Senza la forza espressiva di Silvia Calderoni la mini-serie Ouverture Of Something That Never Ended non sarebbe stata la stessa. E la scelta caduta sull’attrice rispecchia la precisa volontà di realizzare un progetto ben più strutturato, rispetto a quello di mostrare degli abiti. Il progetto di Alessandro Michele (realizzato con Gus Van Sant) è sì un modo per presentare al mondo la nuova collezione estiva Gucci, ma il direttore creativo ha reso i personaggi dei cortometraggi qualcosa di più, rispetto a dei manichini. Silvia Calderoni fa molto di più, di indossare semplicemente i capi di un brand: la sua interazione con le altre figure surreali dei mini film è un modo per spingere alla riflessione sul tempo in cui viviamo e sulle direzione prese della moda e dalla cultura.

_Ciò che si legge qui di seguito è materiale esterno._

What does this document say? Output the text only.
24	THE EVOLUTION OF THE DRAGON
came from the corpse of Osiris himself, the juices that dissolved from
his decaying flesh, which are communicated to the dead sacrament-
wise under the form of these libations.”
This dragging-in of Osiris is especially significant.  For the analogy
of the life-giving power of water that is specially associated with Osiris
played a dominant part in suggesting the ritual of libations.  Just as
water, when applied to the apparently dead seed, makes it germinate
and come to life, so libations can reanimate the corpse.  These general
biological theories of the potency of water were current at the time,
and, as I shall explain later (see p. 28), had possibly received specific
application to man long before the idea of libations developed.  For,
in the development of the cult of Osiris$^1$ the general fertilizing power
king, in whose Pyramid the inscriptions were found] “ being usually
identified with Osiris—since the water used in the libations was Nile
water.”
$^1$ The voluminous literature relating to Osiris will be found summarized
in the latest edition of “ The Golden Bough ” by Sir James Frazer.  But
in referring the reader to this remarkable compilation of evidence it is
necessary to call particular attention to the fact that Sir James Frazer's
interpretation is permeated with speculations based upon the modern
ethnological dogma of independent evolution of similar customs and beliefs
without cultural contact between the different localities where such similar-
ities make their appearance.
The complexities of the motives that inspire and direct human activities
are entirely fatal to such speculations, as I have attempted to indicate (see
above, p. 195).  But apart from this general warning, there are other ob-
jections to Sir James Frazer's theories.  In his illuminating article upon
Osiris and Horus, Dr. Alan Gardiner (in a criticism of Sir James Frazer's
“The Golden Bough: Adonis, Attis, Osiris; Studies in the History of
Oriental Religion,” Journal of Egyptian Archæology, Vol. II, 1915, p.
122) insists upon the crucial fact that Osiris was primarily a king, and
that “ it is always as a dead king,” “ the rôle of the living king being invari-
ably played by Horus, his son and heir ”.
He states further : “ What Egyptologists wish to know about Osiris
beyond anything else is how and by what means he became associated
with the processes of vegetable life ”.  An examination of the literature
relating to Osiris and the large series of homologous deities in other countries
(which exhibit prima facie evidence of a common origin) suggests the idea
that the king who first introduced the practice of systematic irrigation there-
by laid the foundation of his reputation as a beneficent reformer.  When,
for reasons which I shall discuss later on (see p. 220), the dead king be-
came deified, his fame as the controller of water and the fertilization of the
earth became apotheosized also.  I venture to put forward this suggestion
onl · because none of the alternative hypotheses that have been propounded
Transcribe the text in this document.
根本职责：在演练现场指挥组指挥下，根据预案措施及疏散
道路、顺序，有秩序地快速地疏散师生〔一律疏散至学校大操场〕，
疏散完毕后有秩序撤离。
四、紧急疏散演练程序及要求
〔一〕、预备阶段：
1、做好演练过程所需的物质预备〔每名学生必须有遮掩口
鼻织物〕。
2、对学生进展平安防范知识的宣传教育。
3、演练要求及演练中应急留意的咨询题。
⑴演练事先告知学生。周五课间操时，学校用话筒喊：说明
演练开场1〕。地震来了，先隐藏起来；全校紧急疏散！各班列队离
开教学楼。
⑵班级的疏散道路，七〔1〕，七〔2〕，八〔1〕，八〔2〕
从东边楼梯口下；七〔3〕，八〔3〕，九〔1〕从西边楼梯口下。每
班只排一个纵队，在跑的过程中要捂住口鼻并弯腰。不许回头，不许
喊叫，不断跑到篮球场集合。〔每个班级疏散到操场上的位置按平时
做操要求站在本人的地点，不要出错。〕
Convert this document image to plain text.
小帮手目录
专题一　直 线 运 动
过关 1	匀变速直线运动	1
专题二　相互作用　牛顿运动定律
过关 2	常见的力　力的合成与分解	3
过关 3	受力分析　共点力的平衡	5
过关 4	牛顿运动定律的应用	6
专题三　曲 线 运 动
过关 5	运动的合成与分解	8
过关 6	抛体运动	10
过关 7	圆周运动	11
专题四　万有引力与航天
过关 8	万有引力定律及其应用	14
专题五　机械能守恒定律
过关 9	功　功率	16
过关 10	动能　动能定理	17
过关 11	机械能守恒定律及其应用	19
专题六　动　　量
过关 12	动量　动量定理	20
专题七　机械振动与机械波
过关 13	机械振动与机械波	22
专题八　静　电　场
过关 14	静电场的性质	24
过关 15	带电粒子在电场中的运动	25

Silvia Calderoni, performer e musa di Motus

Silvia Calderoni nasce il 9 settembre 1981 in un paese in provincia di Ravenna. Benché attiva dal 2000 come attrice, è dal 2010 in poi che la sua carriera esplode davvero. Nessuna accademia nella sua formazione, ma il teatro di sperimentazione indipendente. Grande punto di svolta, infatti, è l’incontro nel 2006 con la compagnia Motus, compagnia nomade e indipendente con produzioni e tournée dal Canada al Cile, dall’Australia al Brasile. Con loro collabora in modo continuativo ed è spesso interprete principale degli spettacoli. Il suo talento viene riconosciuto per la prima volta nel 2009, quando vince il prestigioso Premio Ubu come Miglior attrice under 30, che la porta alla ribalta sulla scena internazionale. Parallelamente al lavoro di attrice e performer, porta avanti la sua personale ricerca laboratoriale e le sue sperimentazioni creative, tra cui BACIARE. Ovvero studio senza pena da “Kiss” di Andy Warhol alla Biennale di Venezia Teatro College e un laboratorio di pratiche performative presso l'Università IUAV di Venezia. Il suo percorso l’ha vista anche confrontarsi col cinema: ha lavorato coi registi Francesca Comencini, Roberta Torre, Roberto Andò. Ultimo in ordine di tempo Matteo Rovere: era lei La Lupa nella serie Sky Romolus.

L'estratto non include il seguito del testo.